The increase of Core Temperature Affected the Progression of Kidney Injury by Repeated Heat Stress Exposure


An epidemic of chronic kidney disease of unknown etiology (Mesoamerican Nephropathy) has emerged in hot regions of Central America. We have demonstrated that dehydration associated with recurrent heat exposure causes chronic kidney disease in animal models. However, the independent influence of the core body temperature to kidney injury has not been explored. Here we tested the hypothesis that kidney injury could be accelerated by increasing body temperature independent of external temperature.


Wild type mice were exposed heat (39.5°C, 30 min, 2 times daily) with or without the mitochondrial uncoupling agent, 2,4-dinitrophenol (DNP) for 10 days. Core temperature, renal function, proteinuria, renal histological and biochemical analyses were performed. Isolated mitochondria markers of oxidative stress were evaluated from kidney tissue.

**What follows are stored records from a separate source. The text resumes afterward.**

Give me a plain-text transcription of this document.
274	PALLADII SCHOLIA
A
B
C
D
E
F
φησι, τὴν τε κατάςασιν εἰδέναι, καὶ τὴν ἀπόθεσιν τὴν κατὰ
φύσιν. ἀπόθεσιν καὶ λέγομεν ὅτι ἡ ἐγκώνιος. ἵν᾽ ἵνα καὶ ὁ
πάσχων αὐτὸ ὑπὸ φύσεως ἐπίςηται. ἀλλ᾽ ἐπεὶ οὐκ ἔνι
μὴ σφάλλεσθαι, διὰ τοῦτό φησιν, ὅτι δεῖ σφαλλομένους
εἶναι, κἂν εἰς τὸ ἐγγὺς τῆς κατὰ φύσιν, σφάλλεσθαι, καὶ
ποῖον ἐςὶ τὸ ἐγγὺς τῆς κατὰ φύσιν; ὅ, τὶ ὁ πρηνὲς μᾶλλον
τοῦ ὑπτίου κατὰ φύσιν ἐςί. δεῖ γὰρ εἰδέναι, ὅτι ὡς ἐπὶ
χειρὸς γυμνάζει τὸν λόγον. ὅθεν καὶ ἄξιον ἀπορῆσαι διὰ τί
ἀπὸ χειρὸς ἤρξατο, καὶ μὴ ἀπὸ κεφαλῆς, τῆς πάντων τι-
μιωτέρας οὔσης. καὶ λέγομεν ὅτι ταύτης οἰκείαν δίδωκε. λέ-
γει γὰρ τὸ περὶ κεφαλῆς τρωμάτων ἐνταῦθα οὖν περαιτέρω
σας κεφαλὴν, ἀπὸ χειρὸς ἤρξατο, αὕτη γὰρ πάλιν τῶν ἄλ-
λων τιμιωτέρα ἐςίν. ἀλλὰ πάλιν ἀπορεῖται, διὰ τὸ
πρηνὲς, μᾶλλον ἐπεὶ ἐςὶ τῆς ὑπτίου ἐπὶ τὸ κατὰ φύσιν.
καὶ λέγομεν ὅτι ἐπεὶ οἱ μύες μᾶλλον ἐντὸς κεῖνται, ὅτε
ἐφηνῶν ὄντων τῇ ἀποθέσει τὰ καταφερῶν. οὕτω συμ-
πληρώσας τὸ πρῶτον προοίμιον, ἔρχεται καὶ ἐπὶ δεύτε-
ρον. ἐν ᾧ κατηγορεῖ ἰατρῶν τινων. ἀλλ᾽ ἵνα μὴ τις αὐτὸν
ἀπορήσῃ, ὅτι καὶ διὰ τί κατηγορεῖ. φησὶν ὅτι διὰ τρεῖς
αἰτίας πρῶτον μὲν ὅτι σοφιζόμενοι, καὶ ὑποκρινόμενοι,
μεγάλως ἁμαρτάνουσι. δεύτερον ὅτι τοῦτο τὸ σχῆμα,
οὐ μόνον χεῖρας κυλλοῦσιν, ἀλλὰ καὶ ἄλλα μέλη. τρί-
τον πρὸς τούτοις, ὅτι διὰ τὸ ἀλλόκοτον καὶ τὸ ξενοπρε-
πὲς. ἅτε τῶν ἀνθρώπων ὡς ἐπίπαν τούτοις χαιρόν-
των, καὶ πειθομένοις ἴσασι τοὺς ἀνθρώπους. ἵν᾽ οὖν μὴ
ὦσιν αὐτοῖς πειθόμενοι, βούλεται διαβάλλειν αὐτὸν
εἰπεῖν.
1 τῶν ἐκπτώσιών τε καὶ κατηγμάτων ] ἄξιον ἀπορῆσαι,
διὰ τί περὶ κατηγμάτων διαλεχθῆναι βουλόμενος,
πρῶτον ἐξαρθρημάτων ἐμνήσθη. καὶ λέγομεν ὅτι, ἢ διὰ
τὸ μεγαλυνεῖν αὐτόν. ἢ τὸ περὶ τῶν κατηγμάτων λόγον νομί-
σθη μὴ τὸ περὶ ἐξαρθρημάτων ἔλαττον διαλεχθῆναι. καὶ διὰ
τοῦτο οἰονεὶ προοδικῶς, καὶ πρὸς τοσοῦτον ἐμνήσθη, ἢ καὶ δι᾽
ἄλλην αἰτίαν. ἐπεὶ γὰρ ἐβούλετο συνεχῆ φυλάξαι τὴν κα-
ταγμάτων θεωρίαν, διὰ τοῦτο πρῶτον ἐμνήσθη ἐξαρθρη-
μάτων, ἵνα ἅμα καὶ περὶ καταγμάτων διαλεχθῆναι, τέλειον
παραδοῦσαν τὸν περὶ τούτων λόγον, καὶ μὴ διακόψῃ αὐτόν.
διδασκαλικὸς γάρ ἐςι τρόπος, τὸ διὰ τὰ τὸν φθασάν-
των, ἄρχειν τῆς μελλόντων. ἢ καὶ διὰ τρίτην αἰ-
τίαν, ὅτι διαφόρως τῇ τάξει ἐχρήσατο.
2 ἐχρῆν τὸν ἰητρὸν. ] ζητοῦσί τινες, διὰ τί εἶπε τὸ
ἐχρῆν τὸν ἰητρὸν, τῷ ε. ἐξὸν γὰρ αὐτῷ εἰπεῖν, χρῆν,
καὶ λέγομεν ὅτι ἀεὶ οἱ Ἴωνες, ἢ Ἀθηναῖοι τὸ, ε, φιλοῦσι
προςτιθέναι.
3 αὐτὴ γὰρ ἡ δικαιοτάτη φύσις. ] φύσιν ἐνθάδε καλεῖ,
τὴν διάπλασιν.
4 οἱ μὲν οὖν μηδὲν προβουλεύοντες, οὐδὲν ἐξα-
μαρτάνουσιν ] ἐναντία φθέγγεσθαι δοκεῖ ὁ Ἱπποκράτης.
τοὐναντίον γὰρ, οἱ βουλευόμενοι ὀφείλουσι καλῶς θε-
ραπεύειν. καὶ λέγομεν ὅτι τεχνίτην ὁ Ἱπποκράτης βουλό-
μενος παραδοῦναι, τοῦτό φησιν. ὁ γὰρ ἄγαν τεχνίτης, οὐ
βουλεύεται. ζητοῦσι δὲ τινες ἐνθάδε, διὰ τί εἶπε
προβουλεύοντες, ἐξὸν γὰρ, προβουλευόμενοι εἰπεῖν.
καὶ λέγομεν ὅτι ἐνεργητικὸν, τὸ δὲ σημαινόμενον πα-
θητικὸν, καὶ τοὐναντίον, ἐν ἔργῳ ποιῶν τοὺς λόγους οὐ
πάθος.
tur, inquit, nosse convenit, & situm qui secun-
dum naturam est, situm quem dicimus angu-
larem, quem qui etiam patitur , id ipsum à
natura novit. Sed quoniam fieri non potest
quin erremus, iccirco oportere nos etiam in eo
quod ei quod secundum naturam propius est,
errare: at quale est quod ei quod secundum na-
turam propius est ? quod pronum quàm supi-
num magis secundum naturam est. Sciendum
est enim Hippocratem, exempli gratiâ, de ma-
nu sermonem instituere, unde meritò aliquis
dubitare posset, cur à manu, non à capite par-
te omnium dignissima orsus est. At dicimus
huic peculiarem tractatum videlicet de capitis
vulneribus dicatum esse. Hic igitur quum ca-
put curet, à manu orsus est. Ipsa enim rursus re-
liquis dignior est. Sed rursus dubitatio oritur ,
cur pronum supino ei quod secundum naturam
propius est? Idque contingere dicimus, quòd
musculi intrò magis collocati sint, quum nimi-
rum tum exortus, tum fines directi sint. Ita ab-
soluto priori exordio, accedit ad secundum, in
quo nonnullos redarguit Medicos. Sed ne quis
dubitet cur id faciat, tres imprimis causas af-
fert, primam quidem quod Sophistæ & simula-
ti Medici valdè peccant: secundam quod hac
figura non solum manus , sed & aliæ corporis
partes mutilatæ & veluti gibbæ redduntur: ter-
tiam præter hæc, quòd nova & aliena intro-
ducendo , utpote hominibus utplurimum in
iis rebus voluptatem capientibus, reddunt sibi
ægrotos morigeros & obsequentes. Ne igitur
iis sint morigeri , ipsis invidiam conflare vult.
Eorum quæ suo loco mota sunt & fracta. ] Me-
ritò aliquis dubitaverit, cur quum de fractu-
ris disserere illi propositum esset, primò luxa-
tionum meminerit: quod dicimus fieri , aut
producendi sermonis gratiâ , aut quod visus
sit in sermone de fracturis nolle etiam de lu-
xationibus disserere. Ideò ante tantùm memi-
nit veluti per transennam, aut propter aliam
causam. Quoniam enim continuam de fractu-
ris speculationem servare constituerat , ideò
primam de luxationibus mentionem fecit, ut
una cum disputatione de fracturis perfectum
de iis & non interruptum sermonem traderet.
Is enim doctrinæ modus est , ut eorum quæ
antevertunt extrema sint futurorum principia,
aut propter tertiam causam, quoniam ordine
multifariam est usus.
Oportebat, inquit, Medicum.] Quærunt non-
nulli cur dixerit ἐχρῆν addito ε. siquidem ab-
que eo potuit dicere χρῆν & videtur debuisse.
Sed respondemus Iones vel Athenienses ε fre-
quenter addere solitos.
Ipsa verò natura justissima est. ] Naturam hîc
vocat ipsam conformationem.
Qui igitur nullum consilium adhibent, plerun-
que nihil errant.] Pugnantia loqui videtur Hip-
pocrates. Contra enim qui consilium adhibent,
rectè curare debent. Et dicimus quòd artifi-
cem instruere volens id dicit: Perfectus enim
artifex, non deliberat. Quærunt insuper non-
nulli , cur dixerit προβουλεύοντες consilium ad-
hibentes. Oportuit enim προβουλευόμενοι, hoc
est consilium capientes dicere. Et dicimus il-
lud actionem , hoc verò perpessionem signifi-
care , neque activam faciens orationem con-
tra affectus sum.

DNP increased the body core temperature in response to heat by 1 degree C (42 versus 41) that was transient. The mild increase in temperature correlated with worsening albuminuria (R=0.715, p<001), renal tubular injury and interstitial infiltration of monocyte/macrophages. The tubular injury was marked in the outer medulla. This was associated with a reduction in kidney tissue ATP levels (nonheated control 16.71±1.33nmol/mg, DNP+Heat 13.08±1.12nmol/mg, p<0.01), reduced mitochondria, and evidence for mitochondrial oxidative stress.


These studies suggest that kidney injury in heat stress is markedly worsened by increasing core temperature. The studies are consistent with the hypothesis that clinical and subclinical heat stroke may play a role in Mesoamerican Nephropathy.